Also serving the communities of De Luz, Rainbow, Camp Pendleton, Pala and Pauma

A bright note in bleak COVID-19 times

I imagine many people have been using this down time to clear out clutter, recycle and reorganize if they tend to be savers (hoarders) like we are.

Not long ago, I got a call out of the blue from Bruce Lee, a nephew by marriage to my first master painter teacher, "Smoke Tree George" or "Smokie" Frederick. This call led to a different kind of reorganizing, bringing up old memories.

I met Smokie, when I was 16, in the Grand Canyon where he was showing and selling his paintings. He was the first professional fine artist I had met.

My dad arranged for him to come to El Monte and give me and an artist friend lessons in watercolor landscape and oil painting portraiture. We subsequently moved to Arizona where he lived and we remained friends till his death.

Smokie was a graduate of the Royal Academy in Munich, Germany before World War I and, after WWI, immigrated to the USA. There he had a dual major in psychology and art. He had classes with the giants in psychology in the early 20th century: Freud, Adler and Jung.

In art, he studied under Lovis Corinth and other famous German artists. He was also a very colorful, charismatic man who inspired a lot of other artists and students.

Smokie taught me songs in German, Spanish and Navajo. He said, "A lot of education is about how to make a living, but art teaches you how to live a life."

Lee never met Smokie while he was alive but became fascinated with him when he talked with people whose lives he touched.

Lee is doing research on Smokie for a book featuring his paintings and those of some of his outstanding students. He asked me to do a portrait of Smokie painting plein air from a couple of old photos and as I remembered him.

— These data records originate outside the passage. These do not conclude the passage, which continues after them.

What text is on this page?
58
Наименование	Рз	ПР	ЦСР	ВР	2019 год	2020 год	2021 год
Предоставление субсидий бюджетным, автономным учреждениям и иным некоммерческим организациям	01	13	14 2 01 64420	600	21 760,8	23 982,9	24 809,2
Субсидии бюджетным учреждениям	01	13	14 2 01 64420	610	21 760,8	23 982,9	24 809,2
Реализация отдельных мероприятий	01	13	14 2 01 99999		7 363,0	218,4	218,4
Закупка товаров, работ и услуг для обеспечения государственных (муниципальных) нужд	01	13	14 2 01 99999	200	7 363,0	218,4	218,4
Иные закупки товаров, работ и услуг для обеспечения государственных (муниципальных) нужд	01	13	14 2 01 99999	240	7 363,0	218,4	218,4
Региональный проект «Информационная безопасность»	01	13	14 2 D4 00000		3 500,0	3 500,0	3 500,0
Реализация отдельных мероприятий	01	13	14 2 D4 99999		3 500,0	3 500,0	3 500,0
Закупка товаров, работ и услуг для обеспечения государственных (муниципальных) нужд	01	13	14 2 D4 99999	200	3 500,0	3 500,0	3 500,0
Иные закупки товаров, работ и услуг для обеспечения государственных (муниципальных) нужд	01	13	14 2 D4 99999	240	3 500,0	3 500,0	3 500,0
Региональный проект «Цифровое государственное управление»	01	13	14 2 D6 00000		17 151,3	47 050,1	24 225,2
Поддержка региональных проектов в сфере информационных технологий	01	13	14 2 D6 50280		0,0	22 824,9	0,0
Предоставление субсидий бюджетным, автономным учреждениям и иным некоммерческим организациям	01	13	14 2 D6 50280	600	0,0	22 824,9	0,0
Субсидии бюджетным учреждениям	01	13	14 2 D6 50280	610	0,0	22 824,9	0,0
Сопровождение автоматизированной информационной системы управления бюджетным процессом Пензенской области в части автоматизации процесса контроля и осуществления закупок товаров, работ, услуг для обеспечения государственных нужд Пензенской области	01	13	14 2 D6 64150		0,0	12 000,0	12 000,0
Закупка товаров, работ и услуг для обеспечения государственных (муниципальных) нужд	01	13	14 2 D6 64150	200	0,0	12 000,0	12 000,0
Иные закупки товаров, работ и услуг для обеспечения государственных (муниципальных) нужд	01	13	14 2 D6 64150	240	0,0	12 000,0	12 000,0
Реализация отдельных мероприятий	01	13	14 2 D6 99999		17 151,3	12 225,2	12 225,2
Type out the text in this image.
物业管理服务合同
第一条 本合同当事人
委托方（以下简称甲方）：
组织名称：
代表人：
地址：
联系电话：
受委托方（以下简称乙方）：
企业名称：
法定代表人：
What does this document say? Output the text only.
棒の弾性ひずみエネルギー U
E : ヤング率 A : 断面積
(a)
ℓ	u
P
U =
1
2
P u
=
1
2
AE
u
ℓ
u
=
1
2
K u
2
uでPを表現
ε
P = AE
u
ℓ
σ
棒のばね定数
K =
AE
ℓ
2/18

I was happy to accept and he was thrilled.

I found three watercolor landscapes done when I was 17, under Smokie's guidance. I no longer had the oil portraits I had done in that early period but, curiously enough, two people contacted me through my website, raglandfineartsatelier.com, fairly recently and I was able to photograph their works.

The first was Shirley Dutra, a neighborhood girlfriend who went with me, my parents, Smokie and his wife to the Laguna Pageant of the Masters together. She had asked me to repair something minor on the painting. I was able to photograph the work when she shipped it to me.

Another client, Joe Hunter, I had painted when he was 6 or 8 years old, with his baseball mitt. Lee was able to photo Hunter as an adult with the painting when he tracked him down in Phoenix.

Amazingly, Hunter had reached out to me not very long ago giving me his contact information. I am sharing these pictures since they have given me a break in this tedious time and might be of interest to others.